With possible race clubs mergers still on the agenda in Sydney and Brisbane, Victoria’s Racing Minister Rob Hulls has upped the ante considerably by publicly calling on the Victoria Racing Club and the Moonee Valley Racing Club to merge.

The Victoria Racing Club is Australia’s largest, and most successful, race club. It stages the Melbourne Cup Carnival at its Flemington track, which is currently closed for nine months while the track surface is completely replaced. The Moonee Valley Racing Club also has one track, and stages the W S Cox Plate, the premier weight-for-age event in Australia.

Saturday’s Australian Cup meeting, one of the premier race days of the year and a meeting normally held at Flemington, was run at Caulfield, a track owned by the Melbourne Racing Club.

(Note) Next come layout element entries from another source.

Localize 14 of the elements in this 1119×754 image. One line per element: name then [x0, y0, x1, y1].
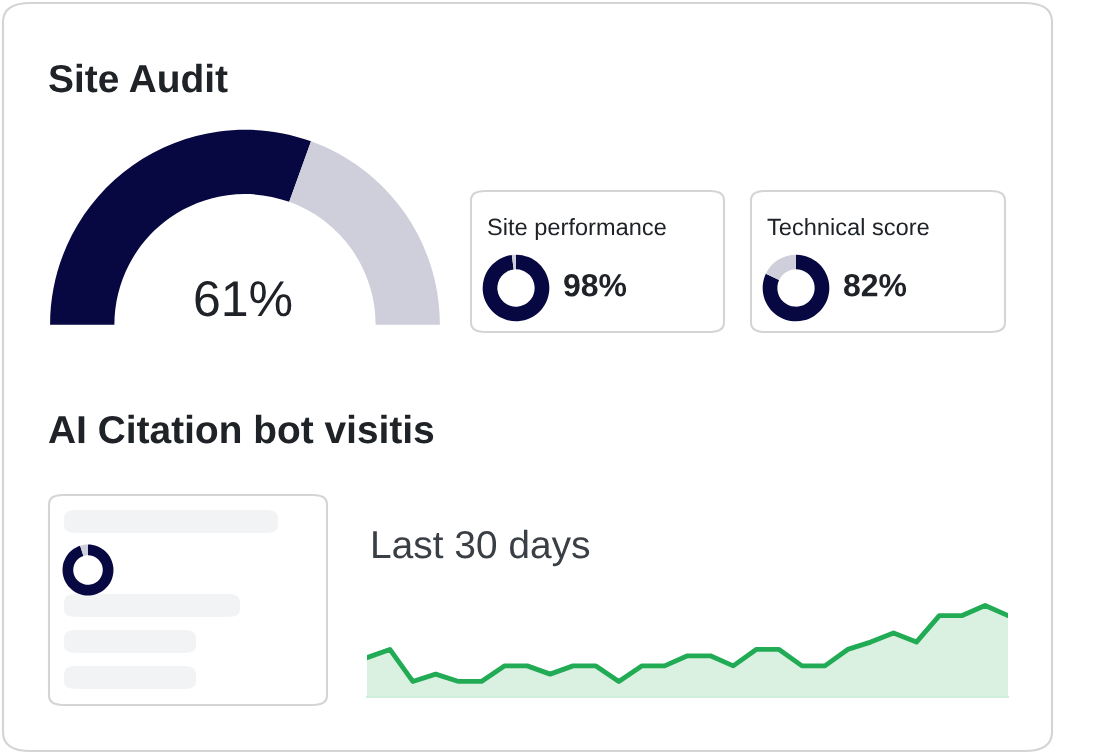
donut-slice: [765, 254, 796, 281]
donut-slice: [762, 254, 830, 322]
chart-title: Site Audit: [49, 63, 228, 93]
chart-subtitle: Last 30 days: [373, 529, 590, 567]
text: 82%: [844, 273, 907, 297]
text: 61%: [195, 281, 292, 317]
text: 98%: [564, 273, 627, 297]
donut-slice: [511, 254, 516, 270]
donut-slice: [62, 544, 114, 596]
chart-title: Technical score: [767, 218, 929, 236]
donut-slice: [80, 544, 88, 556]
donut-slice: [482, 254, 550, 322]
chart-title: Site performance: [488, 218, 666, 240]
text: AI Citation bot visitis: [48, 414, 434, 444]
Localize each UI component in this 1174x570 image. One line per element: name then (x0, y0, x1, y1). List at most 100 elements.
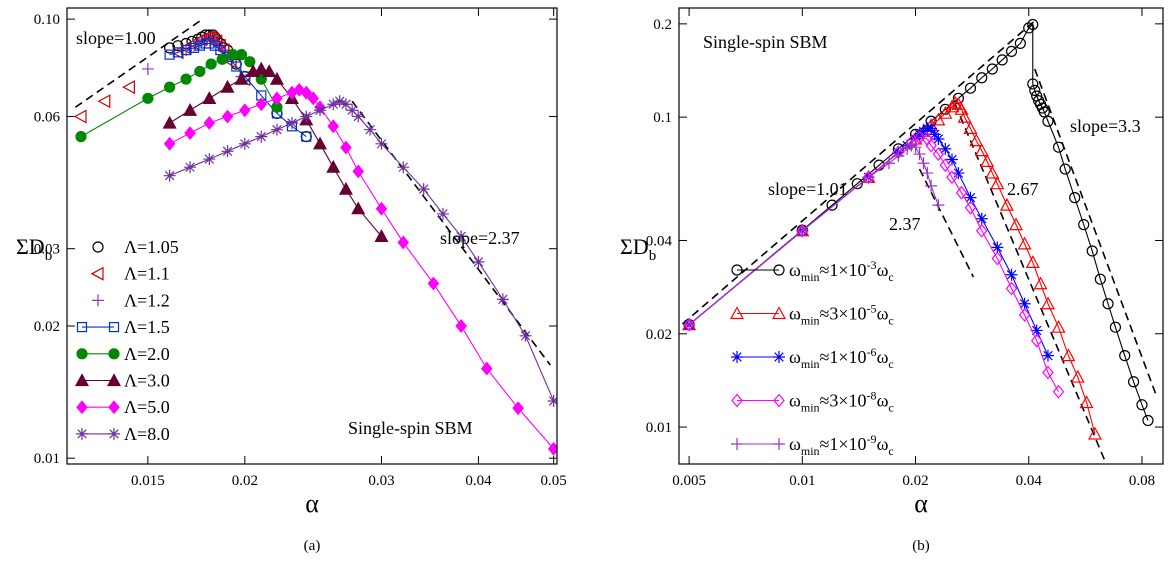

But the timing of the Hulls interview has much more to do with the wide ranging racing industry review to begin next month, and to be supervised by Racing Victoria, the industry control body set up by Hulls in his first stint as Racing Minister five years ago.

While Hulls did not say it late last week, it is clear that unless the clubs seriously consider a merger, he might use the review to force its consideration.

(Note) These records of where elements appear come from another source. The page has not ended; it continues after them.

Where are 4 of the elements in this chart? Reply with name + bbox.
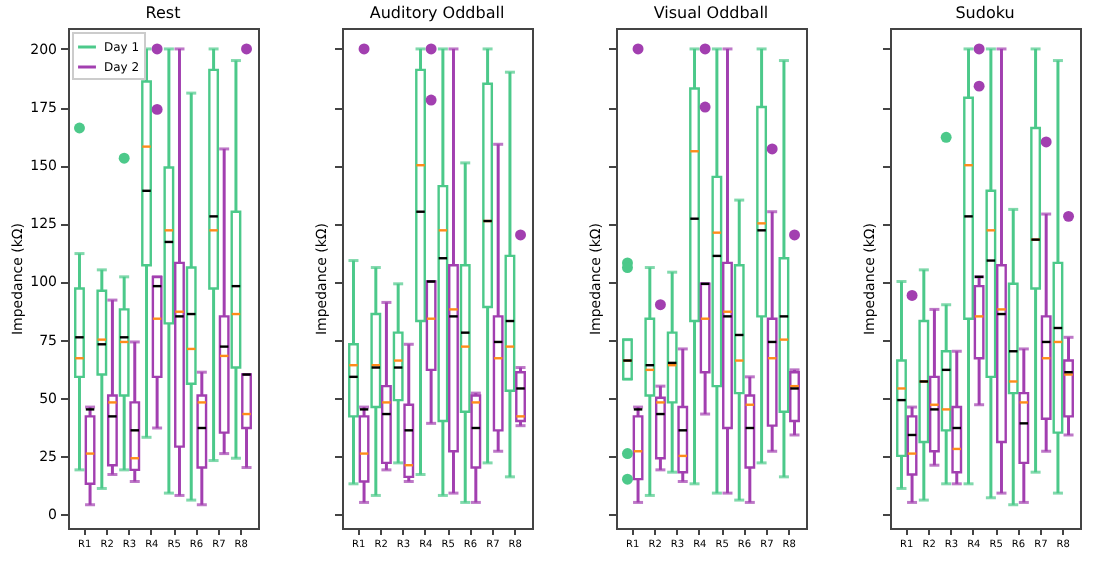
chart-title: Visual Oddball: [653, 4, 769, 22]
chart-title: Auditory Oddball: [369, 4, 505, 22]
chart-title: Rest: [145, 4, 181, 22]
chart-title: Sudoku: [955, 4, 1015, 22]
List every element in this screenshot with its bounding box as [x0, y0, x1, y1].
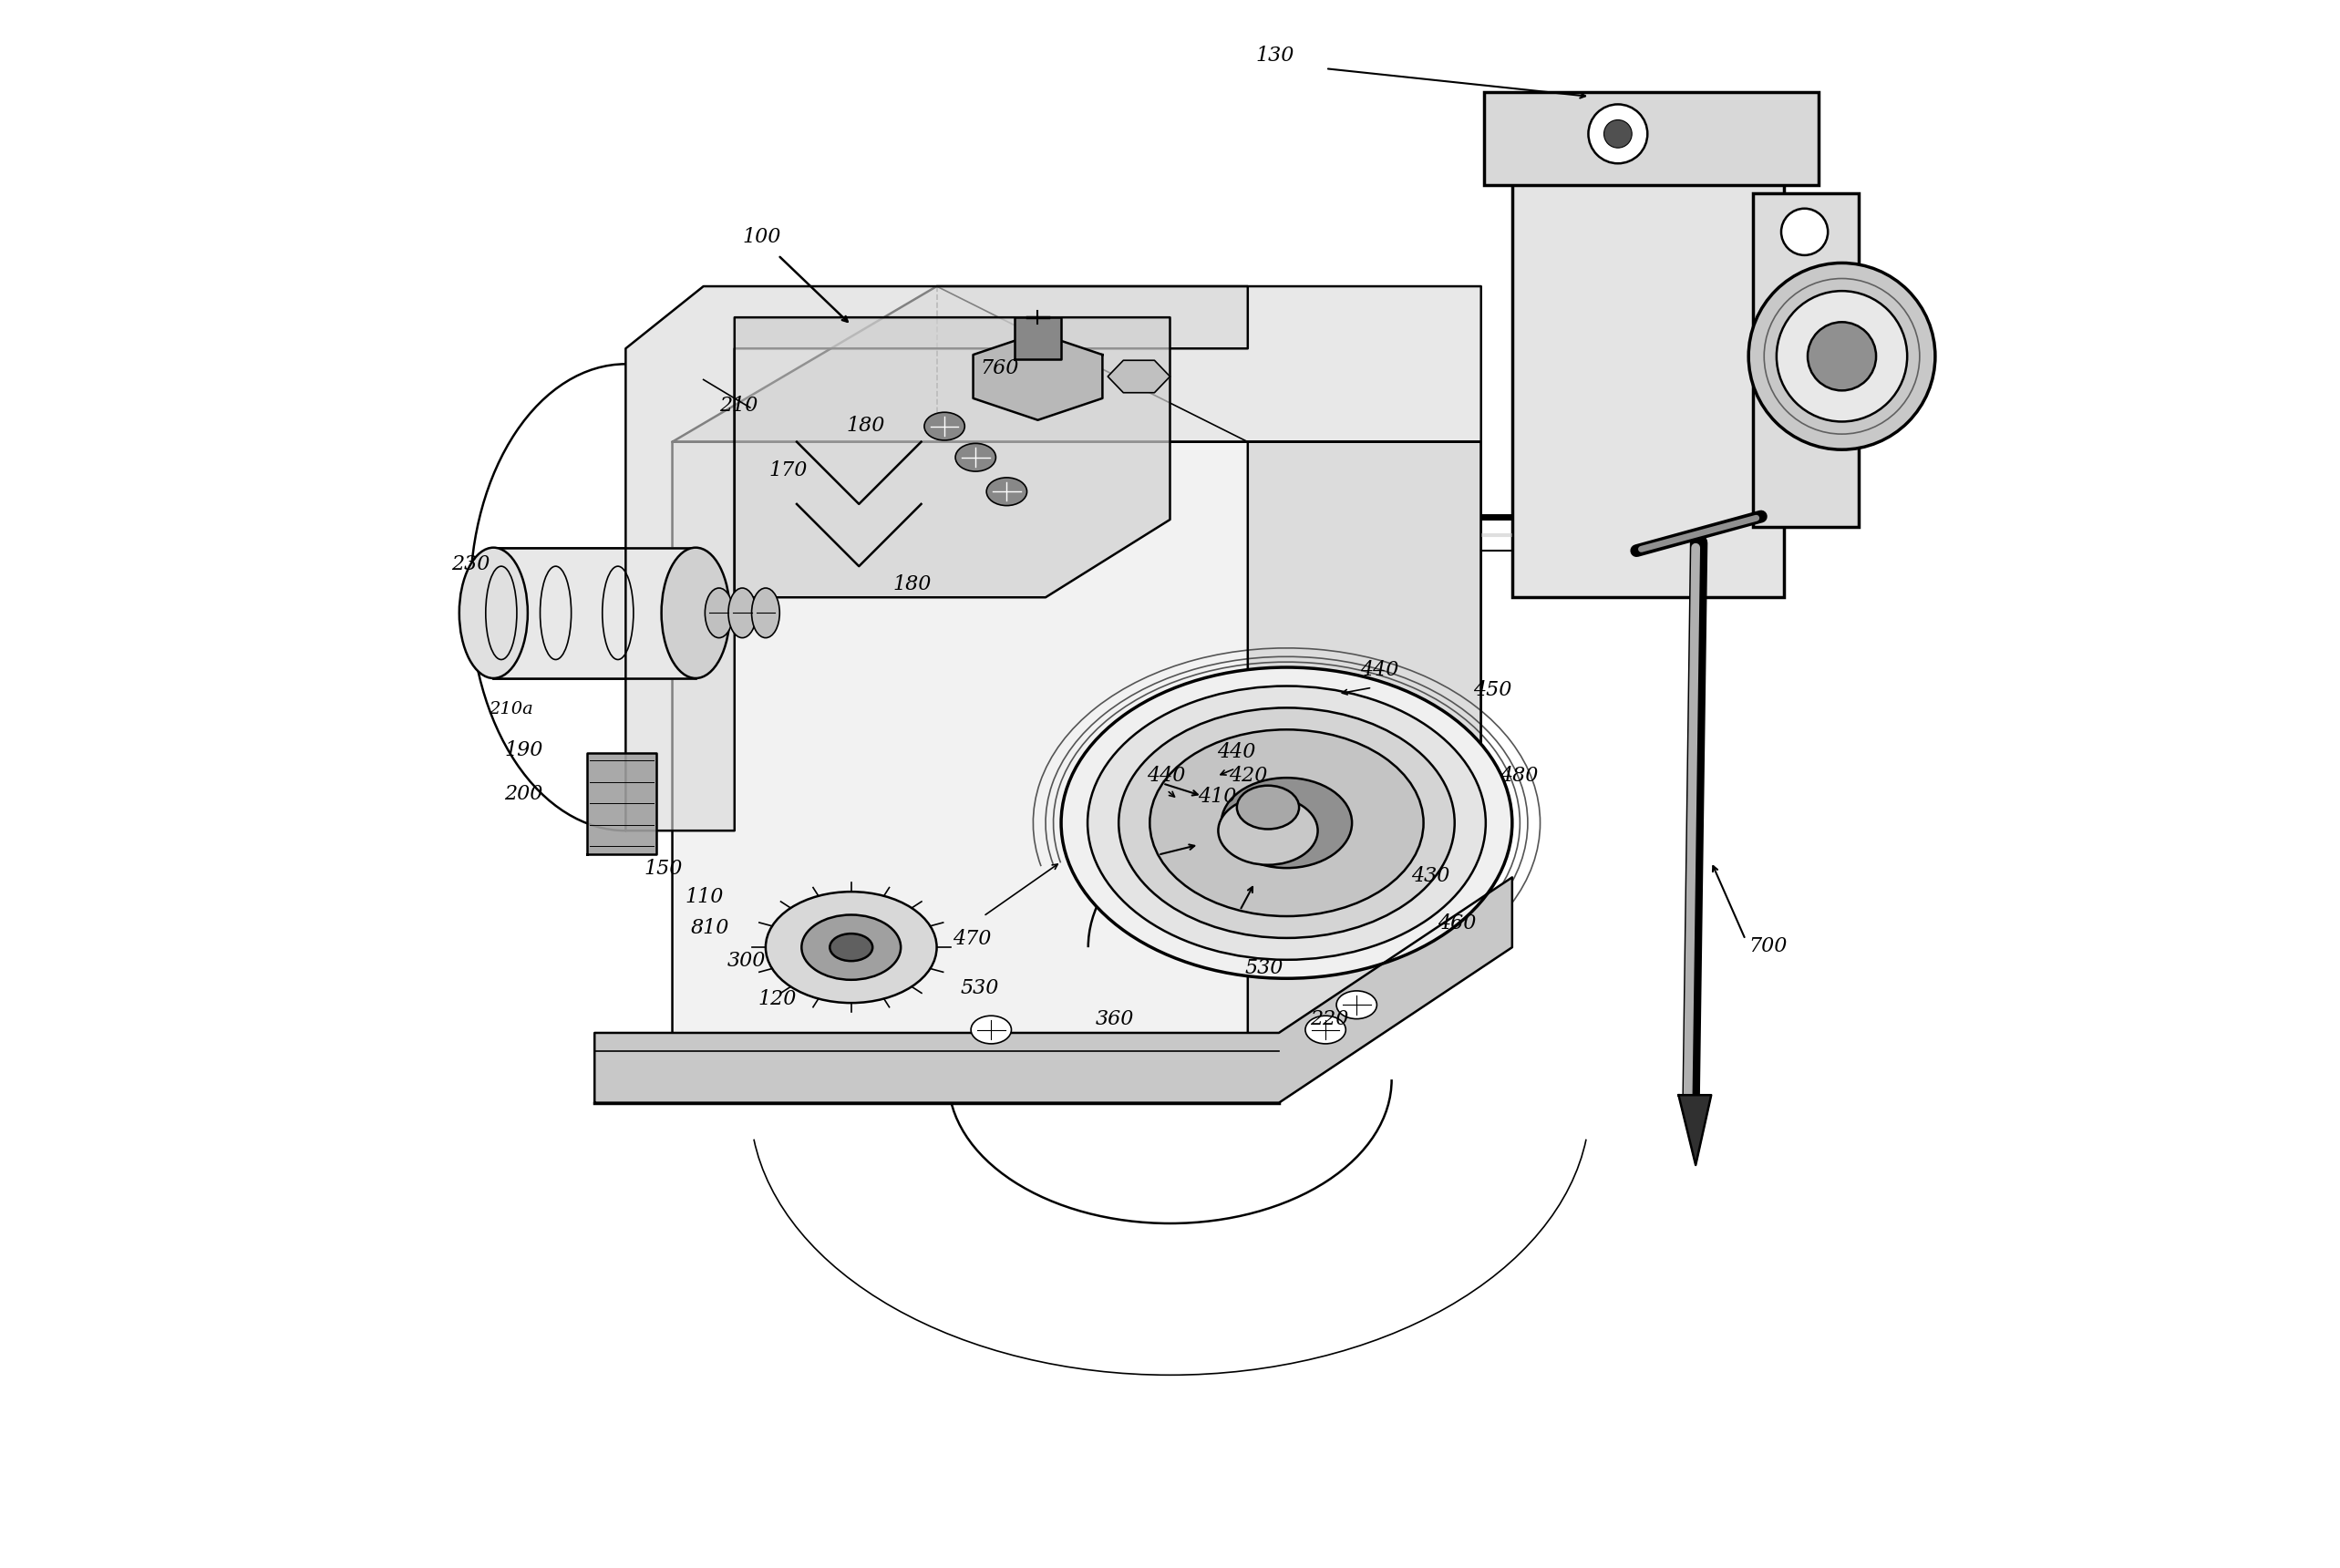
- Text: 100: 100: [742, 227, 782, 248]
- Text: 210: 210: [718, 395, 758, 416]
- Polygon shape: [735, 317, 1170, 597]
- Text: 430: 430: [1411, 867, 1451, 886]
- Ellipse shape: [1238, 786, 1299, 829]
- Polygon shape: [672, 287, 1481, 442]
- Circle shape: [1806, 321, 1877, 390]
- Text: 480: 480: [1500, 765, 1537, 786]
- Ellipse shape: [704, 588, 732, 638]
- Ellipse shape: [831, 933, 873, 961]
- Text: 200: 200: [505, 784, 543, 804]
- Circle shape: [1776, 292, 1907, 422]
- Text: 300: 300: [728, 950, 765, 971]
- Polygon shape: [587, 753, 658, 855]
- Bar: [1753, 193, 1858, 527]
- Text: 180: 180: [847, 416, 885, 436]
- Ellipse shape: [924, 412, 964, 441]
- Ellipse shape: [1219, 797, 1317, 866]
- Text: 410: 410: [1198, 787, 1236, 808]
- Text: 210a: 210a: [489, 701, 534, 718]
- Ellipse shape: [1088, 687, 1486, 960]
- Text: 420: 420: [1228, 765, 1268, 786]
- Polygon shape: [594, 878, 1512, 1102]
- Text: 190: 190: [505, 740, 543, 760]
- Ellipse shape: [459, 547, 529, 679]
- Polygon shape: [625, 287, 1247, 831]
- Ellipse shape: [987, 478, 1027, 505]
- Text: 450: 450: [1474, 681, 1512, 699]
- Text: 170: 170: [770, 461, 807, 481]
- Ellipse shape: [1060, 668, 1512, 978]
- Polygon shape: [1016, 317, 1060, 359]
- Text: 810: 810: [690, 917, 730, 938]
- Text: 150: 150: [644, 859, 683, 878]
- Circle shape: [1603, 119, 1631, 147]
- Text: 440: 440: [1360, 660, 1399, 679]
- Text: 440: 440: [1147, 765, 1186, 786]
- Ellipse shape: [1306, 1016, 1346, 1044]
- Ellipse shape: [728, 588, 756, 638]
- Bar: [1484, 93, 1818, 185]
- Text: 470: 470: [952, 928, 990, 949]
- Polygon shape: [1107, 361, 1170, 392]
- Ellipse shape: [662, 547, 730, 679]
- Polygon shape: [672, 442, 1481, 1094]
- Text: 120: 120: [758, 989, 796, 1010]
- Polygon shape: [1247, 442, 1481, 1094]
- Ellipse shape: [955, 444, 997, 472]
- Text: 180: 180: [894, 574, 931, 594]
- Ellipse shape: [971, 1016, 1011, 1044]
- Ellipse shape: [1336, 991, 1376, 1019]
- Ellipse shape: [1119, 707, 1455, 938]
- Text: 530: 530: [1245, 958, 1282, 978]
- Ellipse shape: [1149, 729, 1423, 916]
- Ellipse shape: [1221, 778, 1353, 869]
- Text: 530: 530: [959, 978, 999, 999]
- Text: 110: 110: [686, 887, 723, 906]
- Text: 460: 460: [1437, 913, 1477, 933]
- Ellipse shape: [751, 588, 779, 638]
- Bar: [1512, 108, 1785, 597]
- Polygon shape: [973, 332, 1102, 420]
- Text: 360: 360: [1095, 1010, 1135, 1030]
- Text: 760: 760: [980, 358, 1018, 378]
- Polygon shape: [494, 547, 695, 679]
- Polygon shape: [1678, 1094, 1711, 1165]
- Text: 220: 220: [1310, 1010, 1348, 1030]
- Text: 700: 700: [1748, 936, 1788, 956]
- Ellipse shape: [765, 892, 936, 1004]
- Text: 440: 440: [1217, 742, 1254, 762]
- Ellipse shape: [803, 914, 901, 980]
- Text: 230: 230: [452, 554, 489, 574]
- Circle shape: [1589, 105, 1647, 163]
- Text: 130: 130: [1257, 45, 1294, 66]
- Circle shape: [1781, 209, 1828, 256]
- Circle shape: [1748, 263, 1935, 450]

Even though the Melbourne Cup Carnival achieved record attendances last year, average Saturday prize money offered by the three Melbourne clubs has slipped behind what is offered by the Australian Jockey Club and the Sydney Turf Club.

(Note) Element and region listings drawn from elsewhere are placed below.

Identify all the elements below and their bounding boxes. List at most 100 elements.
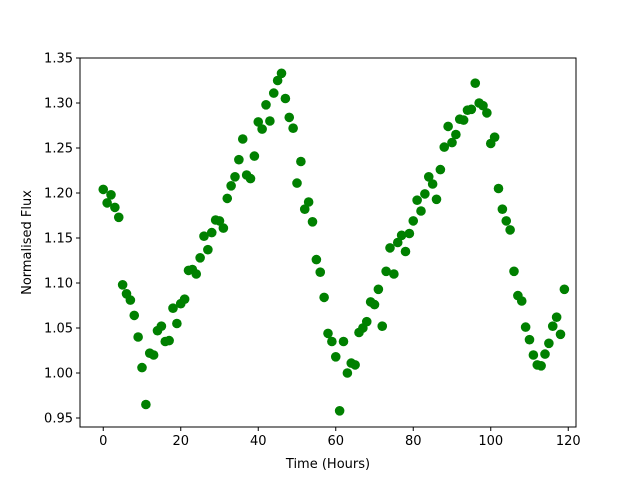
- data-point-68: [361, 316, 372, 327]
- data-point-104: [501, 216, 512, 226]
- data-point-1: [102, 198, 112, 208]
- data-point-47: [280, 93, 291, 104]
- data-point-76: [392, 237, 403, 248]
- y-tick-label-5: 1.20: [44, 187, 73, 202]
- data-point-118: [555, 329, 566, 340]
- data-point-116: [547, 321, 558, 332]
- data-point-32: [222, 193, 233, 204]
- data-point-75: [389, 269, 399, 279]
- data-point-60: [330, 352, 341, 362]
- data-point-78: [400, 246, 411, 257]
- data-point-109: [520, 322, 531, 332]
- y-tick-label-4: 1.15: [44, 232, 73, 247]
- y-tick-label-2: 1.05: [44, 322, 73, 337]
- data-point-70: [369, 299, 380, 310]
- data-point-84: [423, 172, 434, 182]
- data-point-72: [377, 321, 388, 332]
- data-point-54: [307, 217, 318, 227]
- data-point-50: [292, 178, 302, 188]
- data-point-7: [125, 295, 136, 305]
- data-point-44: [268, 88, 279, 98]
- data-point-43: [265, 116, 275, 126]
- plot-frame: [79, 57, 577, 428]
- x-tick-label-5: 100: [478, 434, 503, 449]
- data-point-85: [427, 179, 438, 189]
- data-point-110: [524, 334, 535, 345]
- data-point-9: [133, 332, 143, 342]
- data-point-105: [505, 225, 515, 235]
- y-tick-label-0: 0.95: [44, 412, 73, 427]
- data-point-58: [323, 328, 333, 339]
- data-point-114: [540, 349, 550, 359]
- data-point-26: [199, 231, 209, 241]
- data-point-4: [113, 212, 124, 223]
- data-point-82: [416, 206, 426, 216]
- x-tick-label-2: 40: [250, 434, 267, 449]
- data-point-90: [447, 137, 457, 148]
- data-point-73: [381, 266, 391, 277]
- data-point-15: [156, 321, 167, 332]
- data-point-19: [172, 318, 182, 329]
- y-tick-label-8: 1.35: [44, 52, 73, 67]
- data-point-52: [299, 204, 310, 214]
- data-point-108: [516, 296, 527, 306]
- data-point-42: [261, 100, 271, 110]
- data-point-93: [458, 115, 469, 125]
- data-point-24: [191, 269, 202, 279]
- data-point-53: [303, 197, 314, 207]
- x-axis-ticks: 0 20 40 60 80 100 120: [99, 427, 581, 449]
- x-axis-label: Time (Hours): [285, 457, 370, 472]
- data-point-113: [536, 361, 546, 371]
- y-tick-label-6: 1.25: [44, 142, 73, 157]
- data-point-62: [338, 336, 349, 347]
- data-point-87: [435, 164, 446, 175]
- data-point-31: [218, 223, 229, 233]
- data-point-96: [470, 78, 481, 88]
- data-point-63: [342, 368, 353, 378]
- data-point-48: [284, 112, 295, 123]
- data-point-59: [327, 336, 337, 347]
- data-point-41: [257, 124, 267, 134]
- data-point-36: [237, 134, 248, 144]
- data-point-11: [141, 399, 151, 410]
- data-point-45: [272, 75, 283, 86]
- x-tick-label-6: 120: [556, 434, 581, 449]
- x-tick-label-3: 60: [327, 434, 344, 449]
- x-tick-label-4: 80: [405, 434, 422, 449]
- data-point-106: [509, 266, 519, 277]
- data-point-95: [466, 104, 477, 115]
- data-point-38: [245, 173, 256, 184]
- y-tick-label-3: 1.10: [44, 277, 73, 292]
- data-point-88: [439, 142, 450, 152]
- data-point-65: [350, 360, 360, 370]
- data-point-71: [373, 284, 384, 295]
- data-point-3: [110, 202, 120, 213]
- data-point-0: [98, 184, 109, 195]
- data-point-61: [334, 406, 345, 416]
- x-tick-label-0: 0: [99, 434, 107, 449]
- data-point-55: [311, 254, 322, 265]
- data-point-57: [319, 292, 329, 303]
- data-point-117: [551, 312, 562, 323]
- data-point-27: [203, 244, 213, 255]
- data-point-28: [206, 227, 217, 238]
- data-point-17: [164, 335, 174, 346]
- x-tick-label-1: 20: [172, 434, 189, 449]
- data-point-111: [528, 350, 539, 360]
- data-point-18: [168, 303, 178, 314]
- data-point-79: [404, 228, 415, 239]
- data-point-33: [226, 181, 236, 191]
- data-point-98: [478, 100, 488, 111]
- data-point-49: [288, 123, 298, 133]
- data-point-2: [106, 190, 116, 200]
- data-point-30: [214, 216, 225, 226]
- data-point-83: [420, 189, 430, 199]
- data-point-119: [559, 284, 570, 295]
- data-point-101: [489, 132, 500, 142]
- data-point-102: [493, 183, 504, 194]
- data-point-34: [230, 172, 240, 182]
- data-point-89: [443, 121, 453, 132]
- data-point-103: [497, 204, 508, 214]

Hulls wants the review to force the clubs to cut operating costs and to be more proactive in attracting women and younger racegoers. And he also wants to give Racing Victoria significantly more power, including effectively assuming overall financial control of the three metropolitan clubs, as well as “intellectual properties”.

He envisages the AFL model being adopted, under which the clubs have become event managers. That will doubtless cause some angst in racing, not to mention AFL, circles.

But just as Hulls forced through the initial reforms that gutted the VRC of its all powerful role, he is unlikely to tolerate resistance from the clubs when the Racing Victoria blueprint for the industry’s future is finalised.

The often talked about merger of the Australian Jockey Club and the Sydney Turf Club is effectively on “hold” until after the NSW state election, but the pressure for at least a sharing of resources, if not a full merger, will be on the agenda soon after, regardless of who wins.

While the merger of the Queensland Turf Club and the Brisbane Turf Club has stalled over the future of the BTC’s Doomben track, there is little doubt Racing Queensland will soon intervene – and effectively downgrade any club that won’t support a merger.